Fiber‐reinforced polymer (FRP) composites are widely used in the aerospace and automotive industries due to their high strength‐to‐weight ratio. However, the manufacturing process of FRP composites is intricate, requiring precise control over multiple parameters, which can be challenging. To ensure top‐notch product quality and bolster confidence in the durability of composite materials, it requires a uniform curing evaluation technique and a predictive strength model. This study presents a rapid nondestructive quality inspection technique for composites, involving three distinct studies that employ machine learning techniques in combination with the frequency‐dependent dielectric response of materials. The first study introduces a nondestructive method for swiftly inspecting the cure state (degree of cure) of composite samples. This technique combines broadband dielectric spectroscopy with supervised machine learning algorithms, particularly support vector machines. The second study employs advanced artificial neural networks like multi‐layer perceptron to predict the tensile strength, a measure of mechanical performance, of composite materials. The results demonstrate an accurate classification of the curing state with 96.7% accuracy and a prediction of tensile strength with 87.5% accuracy. The final study explores the application of machine learning in quality monitoring of prepreg (raw materials for FRP) aging at room temperature.Highlights
Integration of machine learning with frequency‐dependent dielectric measurement offers efficient method for inspecting and monitoring the curing state and mechanical performance of composite materials.

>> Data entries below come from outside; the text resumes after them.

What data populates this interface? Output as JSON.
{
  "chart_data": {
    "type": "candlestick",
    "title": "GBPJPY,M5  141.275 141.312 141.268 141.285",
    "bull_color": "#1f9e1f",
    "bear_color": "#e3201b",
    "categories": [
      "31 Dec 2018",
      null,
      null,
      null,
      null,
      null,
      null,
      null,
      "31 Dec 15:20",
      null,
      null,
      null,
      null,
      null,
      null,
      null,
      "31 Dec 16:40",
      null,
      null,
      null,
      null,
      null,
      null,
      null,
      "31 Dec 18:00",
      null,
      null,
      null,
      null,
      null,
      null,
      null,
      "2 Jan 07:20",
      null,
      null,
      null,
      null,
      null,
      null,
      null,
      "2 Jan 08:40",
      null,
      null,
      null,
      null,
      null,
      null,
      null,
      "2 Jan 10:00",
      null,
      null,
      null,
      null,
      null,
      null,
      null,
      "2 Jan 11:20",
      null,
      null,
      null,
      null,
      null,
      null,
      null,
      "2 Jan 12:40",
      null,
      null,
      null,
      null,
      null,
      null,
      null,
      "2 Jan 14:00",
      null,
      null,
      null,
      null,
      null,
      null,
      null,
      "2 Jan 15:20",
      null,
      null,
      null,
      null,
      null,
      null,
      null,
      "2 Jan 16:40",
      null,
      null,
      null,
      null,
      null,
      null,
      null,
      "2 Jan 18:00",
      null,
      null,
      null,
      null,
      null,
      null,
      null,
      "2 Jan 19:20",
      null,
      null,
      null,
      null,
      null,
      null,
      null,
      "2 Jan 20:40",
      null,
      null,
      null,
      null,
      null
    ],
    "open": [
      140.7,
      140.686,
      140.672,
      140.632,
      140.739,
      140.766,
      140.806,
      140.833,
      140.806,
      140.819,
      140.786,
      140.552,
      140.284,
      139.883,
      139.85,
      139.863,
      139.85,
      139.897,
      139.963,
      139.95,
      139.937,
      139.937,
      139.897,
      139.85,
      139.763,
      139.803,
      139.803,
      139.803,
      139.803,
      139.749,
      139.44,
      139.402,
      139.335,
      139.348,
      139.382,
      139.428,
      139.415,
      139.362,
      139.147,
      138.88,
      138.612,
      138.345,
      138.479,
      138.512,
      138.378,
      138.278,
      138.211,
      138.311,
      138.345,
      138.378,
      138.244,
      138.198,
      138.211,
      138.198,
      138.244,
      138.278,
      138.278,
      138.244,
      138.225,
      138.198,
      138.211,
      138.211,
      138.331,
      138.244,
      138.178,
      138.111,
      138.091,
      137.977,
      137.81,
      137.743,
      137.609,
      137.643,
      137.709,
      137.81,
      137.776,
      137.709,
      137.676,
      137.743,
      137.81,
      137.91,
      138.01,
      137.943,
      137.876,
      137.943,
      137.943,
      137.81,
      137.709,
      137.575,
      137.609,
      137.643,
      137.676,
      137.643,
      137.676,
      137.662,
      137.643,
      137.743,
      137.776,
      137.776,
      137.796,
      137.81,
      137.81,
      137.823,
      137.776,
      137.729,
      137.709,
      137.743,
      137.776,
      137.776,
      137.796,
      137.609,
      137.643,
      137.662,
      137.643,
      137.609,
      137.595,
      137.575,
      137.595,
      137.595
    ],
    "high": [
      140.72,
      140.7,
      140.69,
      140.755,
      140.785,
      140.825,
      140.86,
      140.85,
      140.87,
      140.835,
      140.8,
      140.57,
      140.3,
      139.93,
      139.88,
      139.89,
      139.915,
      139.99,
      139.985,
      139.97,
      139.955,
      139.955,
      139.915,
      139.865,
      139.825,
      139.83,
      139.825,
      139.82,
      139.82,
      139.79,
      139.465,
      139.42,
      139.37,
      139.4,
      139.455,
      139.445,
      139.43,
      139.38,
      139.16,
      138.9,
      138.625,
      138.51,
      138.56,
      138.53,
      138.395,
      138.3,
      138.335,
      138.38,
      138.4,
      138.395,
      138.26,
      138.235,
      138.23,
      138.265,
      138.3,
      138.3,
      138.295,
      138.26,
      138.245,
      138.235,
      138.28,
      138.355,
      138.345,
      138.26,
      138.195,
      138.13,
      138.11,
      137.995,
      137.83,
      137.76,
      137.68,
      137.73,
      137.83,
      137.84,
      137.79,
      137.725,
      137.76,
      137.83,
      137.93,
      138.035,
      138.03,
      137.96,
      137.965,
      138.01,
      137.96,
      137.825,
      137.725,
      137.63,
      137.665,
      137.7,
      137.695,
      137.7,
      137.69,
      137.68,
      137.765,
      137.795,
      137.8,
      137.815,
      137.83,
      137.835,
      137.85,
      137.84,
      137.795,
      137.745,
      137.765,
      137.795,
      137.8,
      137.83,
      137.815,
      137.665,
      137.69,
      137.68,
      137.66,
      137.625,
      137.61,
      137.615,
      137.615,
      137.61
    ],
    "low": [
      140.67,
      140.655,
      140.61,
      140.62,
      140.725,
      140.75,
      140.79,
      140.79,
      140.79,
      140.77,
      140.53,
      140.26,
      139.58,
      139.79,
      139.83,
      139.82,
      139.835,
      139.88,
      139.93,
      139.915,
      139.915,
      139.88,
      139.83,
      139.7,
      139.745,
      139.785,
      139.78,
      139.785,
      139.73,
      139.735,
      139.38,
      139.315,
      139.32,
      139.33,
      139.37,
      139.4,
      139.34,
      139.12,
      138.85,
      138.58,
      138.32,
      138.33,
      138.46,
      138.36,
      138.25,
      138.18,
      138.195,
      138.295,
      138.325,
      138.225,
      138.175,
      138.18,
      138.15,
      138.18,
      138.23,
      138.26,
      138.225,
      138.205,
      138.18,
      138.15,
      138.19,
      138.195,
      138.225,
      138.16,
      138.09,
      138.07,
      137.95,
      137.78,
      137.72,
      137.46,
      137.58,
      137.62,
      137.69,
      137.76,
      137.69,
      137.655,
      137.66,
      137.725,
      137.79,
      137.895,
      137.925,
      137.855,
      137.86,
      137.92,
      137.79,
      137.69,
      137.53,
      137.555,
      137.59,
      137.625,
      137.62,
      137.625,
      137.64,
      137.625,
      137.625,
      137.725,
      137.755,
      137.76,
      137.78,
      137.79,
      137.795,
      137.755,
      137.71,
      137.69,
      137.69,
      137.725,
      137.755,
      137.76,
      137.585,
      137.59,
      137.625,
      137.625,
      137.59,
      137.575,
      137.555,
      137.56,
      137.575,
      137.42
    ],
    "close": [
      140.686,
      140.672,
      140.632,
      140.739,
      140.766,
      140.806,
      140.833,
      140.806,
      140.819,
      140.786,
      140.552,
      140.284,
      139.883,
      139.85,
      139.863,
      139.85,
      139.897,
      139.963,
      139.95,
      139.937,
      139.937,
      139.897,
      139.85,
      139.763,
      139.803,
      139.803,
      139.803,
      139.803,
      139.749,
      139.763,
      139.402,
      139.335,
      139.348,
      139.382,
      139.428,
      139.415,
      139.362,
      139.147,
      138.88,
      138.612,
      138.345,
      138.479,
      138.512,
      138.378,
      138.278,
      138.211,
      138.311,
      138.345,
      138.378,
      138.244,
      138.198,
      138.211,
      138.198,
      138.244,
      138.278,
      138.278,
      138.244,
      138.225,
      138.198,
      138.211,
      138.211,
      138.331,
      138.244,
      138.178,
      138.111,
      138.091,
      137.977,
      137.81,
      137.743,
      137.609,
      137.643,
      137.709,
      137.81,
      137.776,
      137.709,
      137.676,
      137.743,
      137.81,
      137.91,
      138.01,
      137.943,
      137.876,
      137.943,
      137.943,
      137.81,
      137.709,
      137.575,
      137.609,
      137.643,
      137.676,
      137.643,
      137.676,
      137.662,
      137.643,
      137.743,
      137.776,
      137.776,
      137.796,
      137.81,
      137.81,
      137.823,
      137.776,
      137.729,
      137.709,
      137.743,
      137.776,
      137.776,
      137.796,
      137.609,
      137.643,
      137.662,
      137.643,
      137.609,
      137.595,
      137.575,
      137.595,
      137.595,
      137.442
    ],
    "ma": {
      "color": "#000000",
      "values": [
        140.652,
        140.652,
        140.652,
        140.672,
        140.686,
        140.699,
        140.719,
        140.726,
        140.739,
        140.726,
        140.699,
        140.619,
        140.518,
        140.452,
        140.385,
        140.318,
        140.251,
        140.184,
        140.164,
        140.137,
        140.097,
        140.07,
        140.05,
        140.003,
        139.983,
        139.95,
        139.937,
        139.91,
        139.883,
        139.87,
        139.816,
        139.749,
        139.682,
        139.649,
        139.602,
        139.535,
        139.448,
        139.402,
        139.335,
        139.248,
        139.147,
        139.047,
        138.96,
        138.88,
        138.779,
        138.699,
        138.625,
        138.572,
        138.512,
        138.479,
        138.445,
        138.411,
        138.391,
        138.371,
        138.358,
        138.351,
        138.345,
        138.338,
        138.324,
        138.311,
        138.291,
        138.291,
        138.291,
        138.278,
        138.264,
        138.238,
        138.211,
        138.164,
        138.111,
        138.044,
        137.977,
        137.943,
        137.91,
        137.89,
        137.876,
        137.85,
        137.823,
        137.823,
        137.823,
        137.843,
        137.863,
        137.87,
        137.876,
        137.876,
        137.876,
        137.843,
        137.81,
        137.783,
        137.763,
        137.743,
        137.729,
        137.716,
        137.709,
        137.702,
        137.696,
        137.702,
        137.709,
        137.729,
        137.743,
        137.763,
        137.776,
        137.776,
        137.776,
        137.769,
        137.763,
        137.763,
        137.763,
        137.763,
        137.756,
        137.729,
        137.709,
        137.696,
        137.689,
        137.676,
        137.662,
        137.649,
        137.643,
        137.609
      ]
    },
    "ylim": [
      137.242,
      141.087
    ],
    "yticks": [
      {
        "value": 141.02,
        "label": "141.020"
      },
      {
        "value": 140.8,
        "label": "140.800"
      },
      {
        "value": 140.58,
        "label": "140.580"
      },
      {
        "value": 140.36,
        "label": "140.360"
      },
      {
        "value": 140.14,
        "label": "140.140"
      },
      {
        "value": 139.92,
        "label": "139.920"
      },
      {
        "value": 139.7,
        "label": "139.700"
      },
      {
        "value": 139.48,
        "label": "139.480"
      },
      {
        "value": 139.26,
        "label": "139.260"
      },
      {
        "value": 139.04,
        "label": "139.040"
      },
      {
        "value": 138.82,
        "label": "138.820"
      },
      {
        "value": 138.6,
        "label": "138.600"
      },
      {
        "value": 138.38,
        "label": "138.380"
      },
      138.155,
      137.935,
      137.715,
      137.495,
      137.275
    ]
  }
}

Machine learning and frequency‐dependent dielectric response used to accurately assess the curing state of fiber‐reinforced polymer composites with 96.7% accuracy, which saves the time and effort and also reduces the need for destructive testing.
Advanced artificial neural networks, specifically multi‐layer perceptron, employed to predict mechanical performance of composite materials with 87.5% accuracy, enhancing confidence in product reliability.
Novel dielectric measurement technique integrated with machine learning algorithms enables prepreg age monitoring at room temperature.